(Started last week)
What a weekend. Not fun, but a lot to chew on. I'd like to think that I at least gave Kara a fun weekend, which is really all I care about. On Friday I cleaned her room, which she actually did notice. Saturday... I don't think we did much. Sunday we went outside and finger painted -I think she had more fun putting paint on all our noses and washing her hands in the bucket that actually painting. After her nap we went to Joe and Mindy's -she played in the sweltering humidity in their dirty (sorry) backyard with JD and little Mikey for hours. Monday morning I took Kara with me to the store, with a quick flower pick-up at Produce Junction -a fun adventure. After nap we did an early picnic table dinner (love, just so much more relaxing than inside, feel luxurious) then played in the water table and ran through the sprinkler.
Found more pills on Sunday morning. This time oxycodones. Journaled about it while resting (so exhausted all weekend), lost one of my diamond earrings that Mommoms had given me while getting ready to shower, cried while Kurt helped me to look for it and then he found the journal page. No talk... "Is there something you want to (talk to me about)?" WTF. "Is the something you want to talk to me about, Kurt? Whatever you want Kurt, whatever you wish." At this point, at least, his little pill addiction has very little to do with me and pales in comparison to the loss of my grandmother. No dipshit, I don't care to beg you to stop doing pills AGAIN and I honestly don't care to hear more lies, bullshitting and crybaby idiocy about your immature, unmotivated issues. BUT, if you want to talk, I will listen, I will lend a supportive encouraging ear. I will not make your addiction my life, I have to much to live for not to mention the huge responsibility of raising an incredible, beautiful, intelligent, loving human.
So this is what he found. And I don't feel sorry about it.
"Found oxcdn this morning! What is going on?!
He's acting really bad, worse. Jibberishing, defensive. My tolerance is low because I'm still not sleeping well. I feel so physically tired, I really worked my ass off on Friday and got a lot done. But I'm paying for it.
The doctor name on the bottle is new. Who is prescribing him this shit for back pain? Who would? What kind of bullshit scam is he into now?
I was feeling nauseous this morning and he was being obnoxious and loud with Kara. -which I mostly let go. Its not good for her, but she has to learn to deal with it and I can't shield her from everything. (At a time when she is mimicing everything, great that her dad's a drug addict :erratic, moody, up & down, loud and rammy, whiny, overly particular in one moment and distracted and clouded the next.)
I've been thinking that her childhood is way too close to mine for comfort, but now, with Kurt and his bottle full of oxys, it just dawned on me that it may be worse.

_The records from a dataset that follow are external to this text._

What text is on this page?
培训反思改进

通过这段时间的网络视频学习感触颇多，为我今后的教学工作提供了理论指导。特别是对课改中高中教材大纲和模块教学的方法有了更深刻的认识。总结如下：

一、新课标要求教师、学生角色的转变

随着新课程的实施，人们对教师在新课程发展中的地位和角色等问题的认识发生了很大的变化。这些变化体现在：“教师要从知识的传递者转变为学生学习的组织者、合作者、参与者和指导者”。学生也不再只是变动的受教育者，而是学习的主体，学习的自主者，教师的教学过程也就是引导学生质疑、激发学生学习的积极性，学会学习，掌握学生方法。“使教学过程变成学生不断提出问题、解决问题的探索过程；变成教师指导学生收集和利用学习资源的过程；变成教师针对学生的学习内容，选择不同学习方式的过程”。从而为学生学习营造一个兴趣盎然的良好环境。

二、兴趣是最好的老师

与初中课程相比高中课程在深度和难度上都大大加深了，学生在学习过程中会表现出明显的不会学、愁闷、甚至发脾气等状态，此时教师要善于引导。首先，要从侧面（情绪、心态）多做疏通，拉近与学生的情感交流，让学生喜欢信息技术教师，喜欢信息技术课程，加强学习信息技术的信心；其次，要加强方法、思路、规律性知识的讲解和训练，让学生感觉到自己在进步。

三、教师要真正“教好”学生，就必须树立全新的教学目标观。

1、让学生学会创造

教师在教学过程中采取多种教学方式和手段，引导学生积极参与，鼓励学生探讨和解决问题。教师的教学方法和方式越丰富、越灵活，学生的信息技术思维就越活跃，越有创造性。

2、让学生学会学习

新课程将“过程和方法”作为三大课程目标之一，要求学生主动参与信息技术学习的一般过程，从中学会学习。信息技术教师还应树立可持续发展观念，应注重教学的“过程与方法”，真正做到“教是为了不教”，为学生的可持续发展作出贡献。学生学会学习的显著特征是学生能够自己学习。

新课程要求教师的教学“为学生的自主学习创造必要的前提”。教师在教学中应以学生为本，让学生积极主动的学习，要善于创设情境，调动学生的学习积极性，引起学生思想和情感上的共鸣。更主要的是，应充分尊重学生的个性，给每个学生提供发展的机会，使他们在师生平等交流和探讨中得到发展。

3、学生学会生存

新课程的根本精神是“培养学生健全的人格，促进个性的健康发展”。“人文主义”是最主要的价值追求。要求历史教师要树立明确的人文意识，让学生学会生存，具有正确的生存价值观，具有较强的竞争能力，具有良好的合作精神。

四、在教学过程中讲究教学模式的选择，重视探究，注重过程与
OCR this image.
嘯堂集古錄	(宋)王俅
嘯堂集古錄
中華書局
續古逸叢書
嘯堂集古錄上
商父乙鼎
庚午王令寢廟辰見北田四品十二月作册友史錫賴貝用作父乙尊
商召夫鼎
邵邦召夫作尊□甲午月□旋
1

And me. He's being mean. We're going to a party at Joe & Mindy's when Kara wakes up and I feel it will end up a repeat of Ross' parents' house. Trying to psyche myself up, armor up and be prepared for some sort of emotional abuse. I am strong. He is weak. I can choose."
So he didn't want to talk I guess. He moved the pill bottle into the house (I don't even get the courtesy of a good hiding place) and there were less than half than the morning before.
If you and I break up, whatever the cause or reason, you will not see our daughter unsupervised without a clean drug test. I will let the court know that you have successfully and recently used someone else's urine to pass drug test for work and that you need to have a closely monitored test.
He may have also read these, which I also don't care, not to mention they are good notes. (This was written while we were living with Lorraine.)
And here, for posterity, the oxies. Effin druggie. Poor Kara.